L'une fait couler une eau chaude et monter comme
d'un feu qui brûle, une fumée autour d'elle ; l'autre, pendant
l'été, épanche un flot comparable à la grêle, à la froide
neige ou à la glace qui est formée par l'eau. Là, tout près
d'elles, étaient de larges
lavoirs, de beaux lavoirs en pierre, où les épouses troyennes
et leurs charmantes filles lavaient leur linge éblouissant,
jadis, en temps de paix, avant que vinssent les fils des Achéens.
lis les longèrent en courant ; l'un d'eux fuyait, et l'autre,
par derrière, lui donnait la poursuite. En avant, c'était
un vaillant qui fuyait, mais c'était un bien plus brave encore
qui le poursuivait avec
rapidité. Tous deux ne voulaient pas gagner une victime,
ni une peau de bœuf, ces prix coutumiers des compétitions
pédestres chez les hommes ; mais l'enjeu de leur course était
la vie d'Hector, le dompteur de chevaux. De même que,
pour disputer le prix, les chevaux aux sabots emportés autour
des bornes galopent à toute allure ; le grand prix est là
: trépied ou femme, et les jeux se célèbrent en l'honneur
d'un défunt ; tous deux, de même, firent trois fois le tour
de la ville de Priam, emportés
par leurs jambes alertes. Tous les dieux considéraient ce
spectacle,
et le Père des hommes et des dieux fut le premier alors
à prendre
la parole :
— Hélas ! c'est un homme qui m'est cher que mes yeux voient
poursuivre
autour de la muraille. Mon cœur s'apitoie sur Hector, qui
a brûlé pour moi maintes cuisses de bœufs sur les sommets
de l'Ida aux replis innombrables, et d'autres fois encore au
sommet de la ville. Et maintenant,
voici que le divin Achille, avec ses pieds rapides, le poursuit
autour de la ville de Priam. Allons ! songez
et décidez, dieux, si nous le sauverons de la mort, ou si,
dès ce moment, nous le ferons abattre par le Péléide
Achille, quelque brave qu'il soit. »
Athéna, la déesse aux yeux pers, lui répondit alors :
— Père qui détiens la foudre éblouissante, dieu des sombres
nuées,
qu'as-tu dit ? Un homme, un mortel marqué depuis longtemps
par le Destin, tu veux l'affranchir de la mort exécrée ! Fais-le,
mais nous tous, les autres dieux et moi, nous ne t'approuvons
pas. »
Zeus assembleur de nuées lui répondit et dit :
—Rassure-toi, Tritogénie, ma fille. Je ne parle pas d'un cœur
bien décidé, et je veux te complaire. Agis à ton idée ; ne
t'en désiste plus. »
En parlant ainsi, Zeus excita l'ardeur déjà brûlante d'Athéna.

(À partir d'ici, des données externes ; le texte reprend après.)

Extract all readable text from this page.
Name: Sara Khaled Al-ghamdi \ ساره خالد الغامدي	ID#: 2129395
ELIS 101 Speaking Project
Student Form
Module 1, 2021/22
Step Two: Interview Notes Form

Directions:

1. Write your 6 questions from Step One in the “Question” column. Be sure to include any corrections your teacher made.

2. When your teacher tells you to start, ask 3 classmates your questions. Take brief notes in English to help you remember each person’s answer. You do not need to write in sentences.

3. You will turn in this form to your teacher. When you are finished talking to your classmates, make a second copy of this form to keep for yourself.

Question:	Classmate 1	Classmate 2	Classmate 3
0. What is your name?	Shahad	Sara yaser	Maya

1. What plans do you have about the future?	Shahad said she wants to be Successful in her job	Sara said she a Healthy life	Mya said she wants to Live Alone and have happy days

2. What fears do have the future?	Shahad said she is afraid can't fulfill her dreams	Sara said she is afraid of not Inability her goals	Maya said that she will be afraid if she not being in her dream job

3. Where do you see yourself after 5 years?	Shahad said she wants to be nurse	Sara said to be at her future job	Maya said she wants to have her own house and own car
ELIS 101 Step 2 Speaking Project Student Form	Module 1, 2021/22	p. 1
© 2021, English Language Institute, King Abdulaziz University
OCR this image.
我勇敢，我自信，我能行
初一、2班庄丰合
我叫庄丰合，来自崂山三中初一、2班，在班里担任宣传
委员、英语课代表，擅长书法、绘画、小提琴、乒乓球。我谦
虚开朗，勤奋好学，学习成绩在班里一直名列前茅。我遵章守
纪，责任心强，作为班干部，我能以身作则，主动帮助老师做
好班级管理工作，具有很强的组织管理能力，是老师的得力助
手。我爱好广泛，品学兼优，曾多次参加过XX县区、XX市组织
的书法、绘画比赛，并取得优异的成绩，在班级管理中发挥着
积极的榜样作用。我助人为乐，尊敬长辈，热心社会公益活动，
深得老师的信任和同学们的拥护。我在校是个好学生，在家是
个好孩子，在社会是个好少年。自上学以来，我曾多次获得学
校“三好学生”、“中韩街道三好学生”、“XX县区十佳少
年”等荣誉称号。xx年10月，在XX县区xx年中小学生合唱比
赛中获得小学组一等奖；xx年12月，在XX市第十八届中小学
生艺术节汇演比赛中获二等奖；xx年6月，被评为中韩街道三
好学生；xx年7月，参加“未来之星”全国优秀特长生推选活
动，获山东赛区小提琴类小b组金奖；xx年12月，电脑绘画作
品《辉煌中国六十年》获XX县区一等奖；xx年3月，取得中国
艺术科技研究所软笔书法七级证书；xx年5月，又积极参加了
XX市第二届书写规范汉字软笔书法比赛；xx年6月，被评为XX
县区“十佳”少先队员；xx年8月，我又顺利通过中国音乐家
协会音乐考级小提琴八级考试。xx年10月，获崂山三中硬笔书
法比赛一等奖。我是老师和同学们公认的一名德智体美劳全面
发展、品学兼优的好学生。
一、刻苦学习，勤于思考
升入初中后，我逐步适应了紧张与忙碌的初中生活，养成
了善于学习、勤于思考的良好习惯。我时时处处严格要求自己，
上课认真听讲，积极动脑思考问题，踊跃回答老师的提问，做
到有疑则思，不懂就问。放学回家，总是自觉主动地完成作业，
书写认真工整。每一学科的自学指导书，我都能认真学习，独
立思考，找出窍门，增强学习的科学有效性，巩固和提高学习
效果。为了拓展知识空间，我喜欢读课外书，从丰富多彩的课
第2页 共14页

Elle descendit d'un bond des sommets de l'Olympe.
Cependant, le rapide Achille poursuivait Hector sans relâche
en le serrant de près. De
même qu'un chien poursuit dans les montagnes, à travers vaux
et combes, le faon d'une biche qu'il a
levé du gîte ; s'il lui échappe après s'être terré sous un
buisson, le
chien court sans répit et le suit à la piste, jusqu'à ce qu'il
l'ait trouvé ; de même, Hector n'échappait pas au fils aux
pieds rapides de Pelée. Chaque fois qu'il s'élançait en face
des portes dardaniennes, songeait à bondir sous les murs bien
construits, dans l'espoir que les traits des Troyens du haut
des remparts pourraient le protéger, chaque fois Achille,
prenant les devants, le rabattait vers la plaine, car il volait
toujours en appuyant du côté de la ville. De même qu'en un
rêve, lorsqu'un homme ne peut se mettre à la poursuite d'un
autre qui s'enfuit : l'un ne peut pas se dérober à l'autre,
ni l'autre le poursuivre ; de même, Achille ne pouvait pas
atteindre Hector à la course, ni Hector se soustraire à Achille.
Dès lors, comment Hector aurait-il pu échapper aux Génies
de la mort, si Apollon, pour l'ultime et la dernière fois,
n était venu près de lui ranimer son ardeur et ses genoux
alertes ? A ce moment, le divin Achille faisait à ses guerriers
un signe de sa tête ; il leur défendait de lancer contre Hector
des traits amers, car il craignait qu'un autre en l'atteignant
ne lui prît cette gloire, et que lui-même n'arrivât
qu'en second. Mais quand, pour la quatrième fois, ils revinrent
tout auprès des fontaines,
le Père alors déploya ses balances d'or ; il y plaça deux
sorts marqués d'un raidissant trépas, l'un pour Achille,
et l'autre pour Hector dompteur de chevaux. Par le milieu
il souleva le fléau, et ce fut le jour fatal d'Hector qui
se prit à pencher et à descendre jusque chez Hadès. Phœbos
Apollon alors l'abandonna.
Athéna, la déesse aux yeux pers, accourut auprès du Péléide
et, s'arrêtant près de lui, lui adressa ces paroles ailées
:
— C'est maintenant, je l'espère, brillant Achille aimé de
Zeus, que nous allons tous deux porter vers leurs vaisseaux
une gloire insigne aux Achéens,
en immolant Hector, tout insatiable de bataille qu'il soit.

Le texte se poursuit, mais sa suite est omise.